Mahmoud Younis, still living in Shatilla, was 11 years old at the time of the massacre and lost his father, three younger brothers, an uncle, five cousins and other members of his family:
We took refuge in the bedroom and stayed there. As soon as they arrived, they went straight to the living room, ransacked it while cursing and swearing. Not finding us, they went up to the roof and stayed there all night long. We spent that night in terror in our hiding place, listening to the shooting and people screaming, while Israel fired flares to light the sky until sunrise.
The next morning they started saying, ‘give yourself up and your life will be spared.’ My nephew was 18 months old. He was hungry and we were far from the kitchen. My sister wanted him to quiet down, and she put her hand over his mouth for fear that they would hear. Her husband decided that we would have to give ourselves up, adding that each person’s fate was anyway preordained by God. The women went out first, my brothers, my father, my brother-in-law and other members of the family followed. My brother was ill. As soon as they heard our voices, they shot in our direction and came straight back inside the house. They asked us where we had been the day before when they had come in and not found us. Then they ordered the women and children to go out. My brother-in-law started kissing his little girl as if he were saying goodbye. An armed man came toward my niece, tied a rope around her neck and threatened to strangle her if her father didn’t let go of her. He let go of her and gave her to me. They wanted to take me too, but my mother told them I was a girl.

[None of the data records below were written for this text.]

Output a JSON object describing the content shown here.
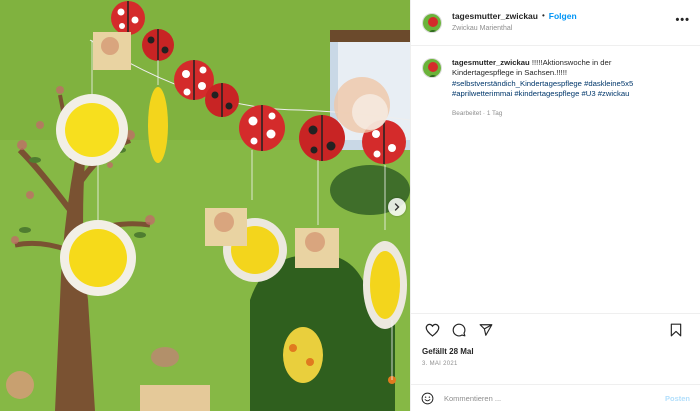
{
  "post": {
    "username": "tagesmutter_zwickau",
    "separator": "•",
    "follow_label": "Folgen",
    "location": "Zwickau Marienthal",
    "more_label": "•••"
  },
  "caption": {
    "username": "tagesmutter_zwickau",
    "text": " !!!!!Aktionswoche in der Kindertagespflege in Sachsen.!!!!!",
    "hashtags": [
      "#selbstverständich_Kindertagespflege",
      "#daskleine5x5",
      "#aprilwetterimmai",
      "#kindertagespflege",
      "#U3",
      "#zwickau"
    ],
    "edited": "Bearbeitet",
    "separator": "·",
    "age": "1 Tag"
  },
  "engagement": {
    "likes": "Gefällt 28 Mal",
    "date": "3. MAI 2021"
  },
  "comment": {
    "placeholder": "Kommentieren ...",
    "post_label": "Posten"
  },
  "icons": {
    "like": "heart-icon",
    "comment": "comment-icon",
    "share": "share-icon",
    "save": "bookmark-icon",
    "emoji": "emoji-icon",
    "next": "chevron-right-icon"
  },
  "colors": {
    "link": "#0095f6",
    "hashtag": "#00376b",
    "muted": "#8e8e8e",
    "post_disabled": "#b2dffc"
  }
}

They made my mother and the women walk to the Sports Center. While I was walking, I saw my aunt’s husband, Abu Nayef, killed near our house with blows of an axe to his head. The dead bodies were disfigured. While I was carrying my niece, I bumped into a dead body that had been hit with an axe and I fell over. They discovered I was a boy, and one of them put me up against the wall; he wanted to fire a bullet into my head. My mother begged him and kissed his feet so that he would let me go but he pushed her away. As he did, he heard the clinking of some money she had hidden next to her chest. He demanded the money which she gave in return for letting me stay with her. In this way, we survived and arrived at the Sports Center. The Israeli bulldozers were busy digging large trenches. We were told that we all had to get in because they wanted to bury us all alive. My mother started begging him again, and then asked for some water before dying.
At the Sports Center, I saw the Israeli military, as well as tanks, bulldozers and artillery, all Israeli. We also saw groups of Phalangists with the Israelis. The Sports Center was packed with women and children. We stayed there until sunset. An Israeli came then and he said, ‘Everyone go to the Cola region, whoever comes back to the camp will die.’ We left, as they fired shots in our direction.
Such accounts are echoed by numerous survivors of the massacres. Yet observers are frankly sceptical about the prospects for the prosecution of Sharon in Belgium. Most people believe that Israel’s favoured status in the West will be sufficient to shield “the Butcher of Beirut” from the consequences of his crimes. Muslims around the world, however, will not forget the massacres, or the reality of the nature of the West and the Zionist state that they demonstrate.